Su Nigrizia
Si muore lungo la frontiera bielorussa. Si muore senza che sia possibile testimoniare quel che accade. Vietato l’accesso al confine per giornalisti, operatori umanitari e deputati europarlamentari. Ma non ai cacciatori di cinghiali, ai quali sarà concesso muoversi e sparare, tra quei boschi dove si nascondono 5mila persone che cercano di varcare i confini
Avin aveva 38 anni e un figlio in grembo, morto da venti giorni, quando è deceduta per setticemia. All’arrivo in ospedale la sua temperatura corporea misurava 27 gradi. Troppo freddo, troppa fame, troppa sete in quel bosco in cui si nascondeva, insieme al marito Murad e ai suoi altri cinque figli, dai primi di novembre. Partiti dal Kurdistan iracheno, i sette ambivano semplicemente a una vita migliore. Per questo si erano messi in viaggio, cercando di varcare l’ennesima frontiera.
Avin è solo l’ennesima morte avvenuta in quel confine bielorusso, dove è difficile stimare il numero delle persone che transitano e sostano. Secondo il governo polacco, queste ultime sarebbero 5mila. Ma come si può dirlo con certezza?
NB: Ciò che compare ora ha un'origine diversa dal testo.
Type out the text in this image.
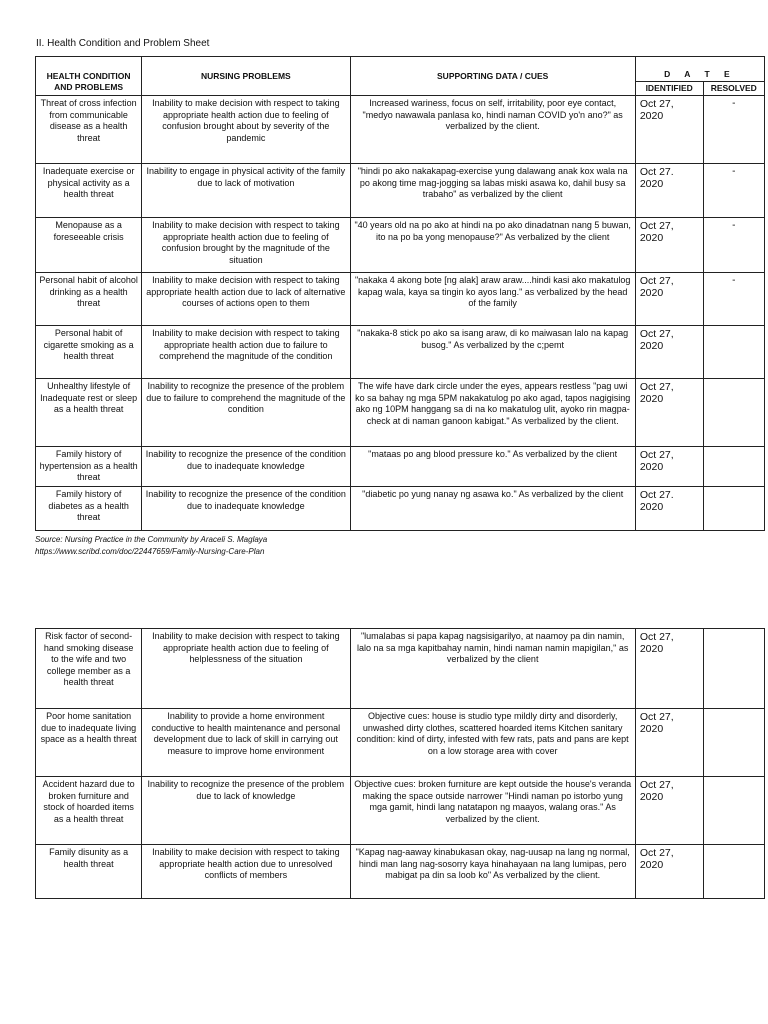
II. Health Condition and Problem Sheet
HEALTH CONDITION AND PROBLEMS	NURSING PROBLEMS	SUPPORTING DATA / CUES	D A T E	
			IDENTIFIED	RESOLVED
Threat of cross infection from communicable disease as a health threat	Inability to make decision with respect to taking appropriate health action due to feeling of confusion brought about by severity of the pandemic	Increased wariness, focus on self, irritability, poor eye contact, "medyo nawawala panlasa ko, hindi naman COVID yo'n ano?" as verbalized by the client.	Oct 27, 2020	-
Inadequate exercise or physical activity as a health threat	Inability to engage in physical activity of the family due to lack of motivation	"hindi po ako nakakapag-exercise yung dalawang anak kox wala na po akong time mag-jogging sa labas miski asawa ko, dahil busy sa trabaho" as verbalized by the client	Oct 27. 2020	-
Menopause as a foreseeable crisis	Inability to make decision with respect to taking appropriate health action due to feeling of confusion brought by the magnitude of the situation	"40 years old na po ako at hindi na po ako dinadatnan nang 5 buwan, ito na po ba yong menopause?" As verbalized by the client	Oct 27, 2020	-
Personal habit of alcohol drinking as a health threat	Inability to make decision with respect to taking appropriate health action due to lack of alternative courses of actions open to them	"nakaka 4 akong bote [ng alak] araw araw....hindi kasi ako makatulog kapag wala, kaya sa tingin ko ayos lang." as verbalized by the head of the family	Oct 27, 2020	-
Personal habit of cigarette smoking as a health threat	Inability to make decision with respect to taking appropriate health action due to failure to comprehend the magnitude of the condition	"nakaka-8 stick po ako sa isang araw, di ko maiwasan lalo na kapag busog." As verbalized by the c;pemt	Oct 27, 2020	
Unhealthy lifestyle of Inadequate rest or sleep as a health threat	Inability to recognize the presence of the problem due to failure to comprehend the magnitude of the condition	The wife have dark circle under the eyes, appears restless "pag uwi ko sa bahay ng mga 5PM nakakatulog po ako agad, tapos nagigising ako ng 10PM hanggang sa di na ko makatulog ulit, ayoko rin magpa-check at di naman ganoon kabigat." As verbalized by the client.	Oct 27, 2020	
Family history of hypertension as a health threat	Inability to recognize the presence of the condition due to inadequate knowledge	"mataas po ang blood pressure ko." As verbalized by the client	Oct 27, 2020	
Family history of diabetes as a health threat	Inability to recognize the presence of the condition due to inadequate knowledge	"diabetic po yung nanay ng asawa ko." As verbalized by the client	Oct 27. 2020	
Source: Nursing Practice in the Community by Araceli S. Maglaya
https://www.scribd.com/doc/22447659/Family-Nursing-Care-Plan
Risk factor of second-hand smoking disease to the wife and two college member as a health threat	Inability to make decision with respect to taking appropriate health action due to feeling of helplessness of the situation	"lumalabas si papa kapag nagsisigarilyo, at naamoy pa din namin, lalo na sa mga kapitbahay namin, hindi naman namin mapigilan," as verbalized by the client	Oct 27, 2020	
Poor home sanitation due to inadequate living space as a health threat	Inability to provide a home environment conductive to health maintenance and personal development due to lack of skill in carrying out measure to improve home environment	Objective cues: house is studio type mildly dirty and disorderly, unwashed dirty clothes, scattered hoarded items Kitchen sanitary condition: kind of dirty, infested with few rats, pats and pans are kept on a low storage area with cover	Oct 27, 2020	
Accident hazard due to broken furniture and stock of hoarded items as a health threat	Inability to recognize the presence of the problem due to lack of knowledge	Objective cues: broken furniture are kept outside the house's veranda making the space outside narrower "Hindi naman po istorbo yung mga gamit, hindi lang natatapon ng maayos, walang oras." As verbalized by the client.	Oct 27, 2020	
Family disunity as a health threat	Inability to make decision with respect to taking appropriate health action due to unresolved conflicts of members	"Kapag nag-aaway kinabukasan okay, nag-uusap na lang ng normal, hindi man lang nag-sosorry kaya hinahayaan na lang lumipas, pero mabigat pa din sa loob ko" As verbalized by the client.	Oct 27, 2020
Da mesi, in quel tratto di confine che separa la Bielorussia dalla Polonia, non è consentito l’accesso a nessuno che non abbia il lasciapassare della polizia di frontiera. Divieto assoluto per chiunque, soprattutto per giornalisti, personale delle ong, dell’Unhcr, associazioni di aiuto umanitario. Persino a cinque europarlamentari è stato negato il passaggio qualche giorno fa.
In questo confine, secondo Grupa Granica – una sigla che mette insieme 14 associazioni polacche che si occupano di migranti e svolgono azione di monitoraggio e denuncia lungo la frontiera –, quando finirà l’inverno, si scioglierà la neve e verranno rimosse le restrizioni all’accesso, si scopriranno tanti cadaveri.
Intanto però, nessuno deve essere testimone di quel che davvero accade tra quei boschi. Nessuno deve portare aiuto e conforto dove, da agosto, centinaia e centinaia di profughi iracheni, afghani, siriani, yemeniti, somali transitano. Alcuni già richiusi nei centri di detenzione gestiti dalla polizia di frontiera, altri, tantissimi, in movimento in mezzo alle foreste tra Bielorussia e Polonia, ma anche Lituania e Lettonia.
14mila agenti
E proprio tra i boschi polacchi, dal 10 dicembre, si aprirà la caccia al cinghiale. La notizia dell’autorizzazione da parte del governo, arrivata qualche giorno fa, ha destato le proteste di varie associazioni della società civile e umanitarie: una decisione irresponsabile e inumana, troppo il rischio per chi si muove nello stesso sottobosco, cercando di sfuggire ai controlli della polizia. Sono 14mila gli agenti che pattugliano quel lato del confine polacco.
E tra chi pattuglia c’è anche chi si blinda, respinge e rimpatria. La Polonia ha già iniziato a costruire la recinzione che dovrebbe separarla dalla Bielorussia: il muro di filo spinato, lungo 180 chilometri e alto 5,5 metri, dovrebbe essere finito entro metà 2022. Prima dunque di quello lituano, per cui sono stati stanziati 152 milioni di euro. Il muro della Lituania, che va a integrare il mucchio di filo spinato che già esiste, sarà dotato di attrezzature sofisticate di videosorveglianza, sarà lungo 500 chilometri e concluso entro settembre del prossimo anno.
E mentre si erigono barriere, per venire incontro a questi paesi, la commissione europea ha proposto, i primi di dicembre, misure eccezionali e temporanee che consentono a Polonia, Lettonia e Lituania di rimpatriare con maggiore flessibilità chi entra irregolarmente dal confine bielorusso. Procedure rapide che, riconosciute dalle istituzioni europee, finiscono, secondo Amnesty International, per normalizzare la disumanizzazione dei rimpatri.